ASEAN KEY DESTINATIONS
UN shark conservation plan fails
A UN plan to preserve the world's sharks has been a resounding failure, according to a report on Thursday blames Indonesia, India, Spain and Taiwan and 16 other major catchers of the fish.
"The fate of the world's sharks is in the hands of the Top 20 shark catchers, most of which have failed to demonstrate what, if anything, they are doing to save these imperiled species," said Glenn Sant of the British conservation group TRAFFIC.
"They need to take action to stop the decline in shark populations and help ensure that the list of species threatened by overfishing does not continue to grow."

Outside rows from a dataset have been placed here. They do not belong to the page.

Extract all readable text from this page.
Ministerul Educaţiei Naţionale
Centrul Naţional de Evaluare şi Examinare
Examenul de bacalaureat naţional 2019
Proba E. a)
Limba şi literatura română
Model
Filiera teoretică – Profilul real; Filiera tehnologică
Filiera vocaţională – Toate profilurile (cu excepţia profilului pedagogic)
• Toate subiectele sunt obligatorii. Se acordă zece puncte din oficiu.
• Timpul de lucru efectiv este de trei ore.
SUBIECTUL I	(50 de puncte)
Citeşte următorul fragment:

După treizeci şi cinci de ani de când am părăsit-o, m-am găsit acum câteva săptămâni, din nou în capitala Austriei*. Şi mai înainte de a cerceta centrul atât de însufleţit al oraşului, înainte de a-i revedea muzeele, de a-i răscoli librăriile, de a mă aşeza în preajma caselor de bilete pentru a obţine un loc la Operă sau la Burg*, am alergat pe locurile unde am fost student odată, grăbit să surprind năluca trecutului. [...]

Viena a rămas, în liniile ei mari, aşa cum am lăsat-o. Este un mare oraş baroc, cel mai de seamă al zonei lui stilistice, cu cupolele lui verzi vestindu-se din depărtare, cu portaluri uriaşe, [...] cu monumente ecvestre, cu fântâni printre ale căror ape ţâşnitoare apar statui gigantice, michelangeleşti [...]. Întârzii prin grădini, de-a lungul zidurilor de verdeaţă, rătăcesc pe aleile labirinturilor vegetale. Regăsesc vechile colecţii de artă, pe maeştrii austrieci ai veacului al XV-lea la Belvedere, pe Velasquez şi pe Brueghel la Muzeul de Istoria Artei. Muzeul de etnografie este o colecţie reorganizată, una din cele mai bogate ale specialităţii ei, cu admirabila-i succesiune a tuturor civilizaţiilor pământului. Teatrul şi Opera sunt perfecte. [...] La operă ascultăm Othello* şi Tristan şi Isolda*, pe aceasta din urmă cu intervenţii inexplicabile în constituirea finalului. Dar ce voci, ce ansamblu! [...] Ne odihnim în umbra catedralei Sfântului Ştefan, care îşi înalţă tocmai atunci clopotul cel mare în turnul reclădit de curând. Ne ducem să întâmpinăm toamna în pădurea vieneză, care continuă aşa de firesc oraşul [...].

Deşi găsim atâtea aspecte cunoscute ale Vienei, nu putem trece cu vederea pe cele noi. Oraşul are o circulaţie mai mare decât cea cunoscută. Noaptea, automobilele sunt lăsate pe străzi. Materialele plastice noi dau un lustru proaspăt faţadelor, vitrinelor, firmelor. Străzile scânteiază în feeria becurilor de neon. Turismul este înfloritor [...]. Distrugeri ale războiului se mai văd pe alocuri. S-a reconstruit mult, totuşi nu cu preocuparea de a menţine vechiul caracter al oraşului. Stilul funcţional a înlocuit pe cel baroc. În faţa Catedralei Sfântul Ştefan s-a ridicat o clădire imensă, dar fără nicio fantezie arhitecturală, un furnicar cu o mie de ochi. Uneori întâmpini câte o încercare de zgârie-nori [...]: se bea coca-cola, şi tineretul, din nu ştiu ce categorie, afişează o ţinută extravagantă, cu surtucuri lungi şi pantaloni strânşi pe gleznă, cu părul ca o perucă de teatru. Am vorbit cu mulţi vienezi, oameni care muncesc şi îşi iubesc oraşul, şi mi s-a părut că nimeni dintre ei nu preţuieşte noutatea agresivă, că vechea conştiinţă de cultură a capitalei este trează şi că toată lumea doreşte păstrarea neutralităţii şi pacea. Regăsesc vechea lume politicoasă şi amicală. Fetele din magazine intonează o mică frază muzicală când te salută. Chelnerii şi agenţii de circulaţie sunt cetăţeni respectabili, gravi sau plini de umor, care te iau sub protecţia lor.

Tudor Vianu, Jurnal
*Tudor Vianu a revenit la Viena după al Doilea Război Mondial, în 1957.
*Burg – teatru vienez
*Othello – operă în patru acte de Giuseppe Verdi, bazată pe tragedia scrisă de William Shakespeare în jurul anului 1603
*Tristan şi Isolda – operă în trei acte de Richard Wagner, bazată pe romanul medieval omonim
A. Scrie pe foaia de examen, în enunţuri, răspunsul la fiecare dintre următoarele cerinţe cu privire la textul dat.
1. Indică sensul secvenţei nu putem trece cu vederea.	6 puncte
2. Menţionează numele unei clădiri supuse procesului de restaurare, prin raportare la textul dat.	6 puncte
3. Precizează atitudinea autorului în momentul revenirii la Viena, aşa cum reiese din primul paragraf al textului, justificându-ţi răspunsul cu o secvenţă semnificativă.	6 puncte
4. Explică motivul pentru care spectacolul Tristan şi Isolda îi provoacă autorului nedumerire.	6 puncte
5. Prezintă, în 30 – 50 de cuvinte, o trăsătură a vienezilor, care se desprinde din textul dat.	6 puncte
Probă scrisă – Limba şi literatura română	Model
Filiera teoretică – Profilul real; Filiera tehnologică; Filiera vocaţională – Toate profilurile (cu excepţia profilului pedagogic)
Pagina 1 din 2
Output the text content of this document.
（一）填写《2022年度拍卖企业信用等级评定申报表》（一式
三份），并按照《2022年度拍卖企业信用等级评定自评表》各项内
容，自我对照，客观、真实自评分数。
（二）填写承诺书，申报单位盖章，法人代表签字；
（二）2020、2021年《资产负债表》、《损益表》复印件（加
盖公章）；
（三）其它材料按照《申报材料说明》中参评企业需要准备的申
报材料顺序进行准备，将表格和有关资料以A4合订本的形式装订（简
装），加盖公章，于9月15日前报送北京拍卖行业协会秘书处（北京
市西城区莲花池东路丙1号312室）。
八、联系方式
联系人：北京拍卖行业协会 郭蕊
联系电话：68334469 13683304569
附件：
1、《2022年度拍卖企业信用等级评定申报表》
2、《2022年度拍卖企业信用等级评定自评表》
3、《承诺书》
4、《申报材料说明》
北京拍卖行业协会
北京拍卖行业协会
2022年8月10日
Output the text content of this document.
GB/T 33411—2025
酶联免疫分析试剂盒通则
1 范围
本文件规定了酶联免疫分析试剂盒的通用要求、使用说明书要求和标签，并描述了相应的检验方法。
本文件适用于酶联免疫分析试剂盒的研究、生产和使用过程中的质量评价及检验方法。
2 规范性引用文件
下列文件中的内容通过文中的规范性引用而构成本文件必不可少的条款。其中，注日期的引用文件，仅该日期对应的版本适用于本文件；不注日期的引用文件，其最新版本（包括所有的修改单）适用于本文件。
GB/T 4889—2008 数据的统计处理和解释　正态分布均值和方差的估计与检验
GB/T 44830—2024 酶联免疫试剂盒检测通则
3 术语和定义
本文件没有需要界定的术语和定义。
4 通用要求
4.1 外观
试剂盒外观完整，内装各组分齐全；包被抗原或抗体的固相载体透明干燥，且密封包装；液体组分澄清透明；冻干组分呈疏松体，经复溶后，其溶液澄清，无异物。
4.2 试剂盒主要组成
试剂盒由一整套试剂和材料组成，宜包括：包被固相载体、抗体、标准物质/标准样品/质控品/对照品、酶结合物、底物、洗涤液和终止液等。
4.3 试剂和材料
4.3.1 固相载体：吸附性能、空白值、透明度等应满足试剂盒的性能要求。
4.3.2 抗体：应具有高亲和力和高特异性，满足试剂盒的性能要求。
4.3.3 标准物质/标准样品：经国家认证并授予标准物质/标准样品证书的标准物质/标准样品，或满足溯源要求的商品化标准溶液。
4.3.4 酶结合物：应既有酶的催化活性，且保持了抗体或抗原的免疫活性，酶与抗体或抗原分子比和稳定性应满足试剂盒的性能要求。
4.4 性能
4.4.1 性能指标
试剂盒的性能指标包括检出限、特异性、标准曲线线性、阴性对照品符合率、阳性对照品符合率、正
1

The report, compiled jointly by TRAFFIC and the US Pew Environment Group, urges a far-reaching review next week when members of the UN's Food and Agriculture Organization (FAO) meet in Rome.
The January 31-February 4 gathering of the agency's Committee on Fisheries (COFI), will look at a 2001 International Plan of Action for conserving sharks, skates and rays.
The much-ballyhooed plan set down a 10-point plan for ensuring that shark catches are sustainable and bound signatories to set up a national plan and assess its implementation every four years.
Since then, massive overfishing -- especially to serve the East Asian lust for shark-fin soup -- has contributed to a plunge in shark numbers, according to the report.
As many as 73 million are killed each year and nearly a third of shark species are now threatened or near-threatened by extinction.
The report points the finger at the "Top 20" catchers, identified from data reported to the FAO, which account for more than 640,000 tons annually, or nearly 80 percent of the world total.
"Only 13 of the Top 20 have developed national plans to protect sharks... and it remains unclear how those plans have been implemented or if they have been effective," it says.
Heading the list is Indonesia, which accounts for 13 percent of global reported shark catches, followed by India (nine percent), Spain (7.3 percent) and Taiwan (5.8 percent).
Other major catchers are Argentina (4.3 percent), Mexico (4.1 percent), Pakistan (3.9 percent), the United States (3.7 percent), Japan (three percent) and Malaysia (2.9 percent).
Conservationists say that sharks, sadly demonised in movies and folk culture, play a vital role in ensuring a balanced marine environment.
The lack of a predator has a big knock-on effect down the food chain, for smaller fish are able to feast on lower organisms such as shellfish that have big commercial value.